Hash Table Research

Introduction

This research focuses on performance of various implementations of hash table and hash functions.

The following hash functions are considered:

  • For integers:
    • Identity function
    • Multiplicative hash
  • For floating-point numbers:
    • Round to nearest integer
    • Interpret IEEE-754 floating point number representation as unsigned integer
  • For strings:
    • Length of string
    • Sum of characters
    • Polynomial hash
    • crc64 hash

The following hash table types are considered:

  • Hash table with closed addressing (with linked list chaining)
  • Hash table with open addressing

Results

Hash functions

Tests for various hash functions yielded the following results:

integer hashes floating-point hashes string hashes

On uniformly-distributed inputs all functions behave similarly, except for hash_string_length which is limited by maximum length of generated string.

However, hash_string_sum_char will behave poorly on larger table sizes, as it will produce normal distribution of bucket sizes according to Central Limit Theorem.

Hash tables

When generating random queries for hash tables, the following results were obtained:

linear scale random tests logarithmic scale random tests

On this data, hash table with open addressing performs about twice as fast as with closed one.

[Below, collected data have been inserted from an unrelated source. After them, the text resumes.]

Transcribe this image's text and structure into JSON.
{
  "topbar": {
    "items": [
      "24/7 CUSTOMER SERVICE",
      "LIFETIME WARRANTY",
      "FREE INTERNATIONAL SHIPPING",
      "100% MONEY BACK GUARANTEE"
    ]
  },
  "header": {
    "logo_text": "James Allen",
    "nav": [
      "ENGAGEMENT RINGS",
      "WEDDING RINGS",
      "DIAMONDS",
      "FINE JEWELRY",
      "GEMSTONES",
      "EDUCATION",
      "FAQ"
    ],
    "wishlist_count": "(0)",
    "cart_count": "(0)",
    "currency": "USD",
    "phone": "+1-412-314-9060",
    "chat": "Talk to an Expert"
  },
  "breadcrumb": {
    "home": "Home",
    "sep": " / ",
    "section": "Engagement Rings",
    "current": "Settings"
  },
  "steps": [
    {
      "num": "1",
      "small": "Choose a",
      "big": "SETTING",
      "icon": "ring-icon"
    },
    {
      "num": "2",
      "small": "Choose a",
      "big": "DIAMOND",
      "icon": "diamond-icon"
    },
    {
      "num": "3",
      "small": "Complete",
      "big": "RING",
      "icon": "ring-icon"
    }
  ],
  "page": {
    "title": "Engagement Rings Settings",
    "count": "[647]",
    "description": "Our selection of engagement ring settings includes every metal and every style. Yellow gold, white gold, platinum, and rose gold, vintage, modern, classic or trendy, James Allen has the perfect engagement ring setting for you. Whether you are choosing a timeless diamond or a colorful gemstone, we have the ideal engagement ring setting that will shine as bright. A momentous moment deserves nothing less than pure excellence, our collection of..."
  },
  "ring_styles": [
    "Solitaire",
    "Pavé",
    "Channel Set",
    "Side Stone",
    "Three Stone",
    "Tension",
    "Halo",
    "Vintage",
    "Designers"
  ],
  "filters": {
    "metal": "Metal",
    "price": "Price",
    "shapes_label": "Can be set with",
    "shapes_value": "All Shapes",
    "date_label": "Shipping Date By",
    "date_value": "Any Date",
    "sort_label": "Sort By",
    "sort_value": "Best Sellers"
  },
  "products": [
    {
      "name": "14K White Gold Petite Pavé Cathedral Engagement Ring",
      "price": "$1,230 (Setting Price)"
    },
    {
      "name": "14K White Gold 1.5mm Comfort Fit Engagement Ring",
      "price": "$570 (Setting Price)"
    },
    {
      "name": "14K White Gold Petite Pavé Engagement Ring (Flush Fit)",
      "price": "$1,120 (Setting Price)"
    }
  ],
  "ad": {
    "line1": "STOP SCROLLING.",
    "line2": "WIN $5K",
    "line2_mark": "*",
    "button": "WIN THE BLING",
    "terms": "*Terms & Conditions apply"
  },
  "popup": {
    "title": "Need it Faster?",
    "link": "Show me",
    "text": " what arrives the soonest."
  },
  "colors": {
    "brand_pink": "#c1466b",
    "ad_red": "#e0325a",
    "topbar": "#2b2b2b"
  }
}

When increasing the probability of insertion operation to 50%, the results were following:

linear scale weighted tests logarithmic scale weighted tests

Now the hash table with open addressing is almost three times faster than another implementation.

Conclusions

Hash functions

On uniform data nearly all function will behave efficiently, as the results show. However, on a more structured data the results might change. For example, if the range of input integers or floating-point numbers is smaller than the size of hash table, the identity and round functions will behave inefficiently, similar to the performance of hash_str_length.

hash_str_sum_char behaves efficiently on relatively small hash tables containing long words, but it will inevitably suffer from the effects of Central Limit Theorem in other cases.

Hash tables

The hash table with open addressing performs much faster than the table with closed addressing due to increased code locality and less frequent memory allocations. This effect becomes more noticeable with larger sample sizes, as spikes in execution time, indicating the occurrence of rehash, are higher for the table with closed addressing. This indicates that the longer insertion times are affecting the performance of a rehash, decreasing the overall hash table performance even further.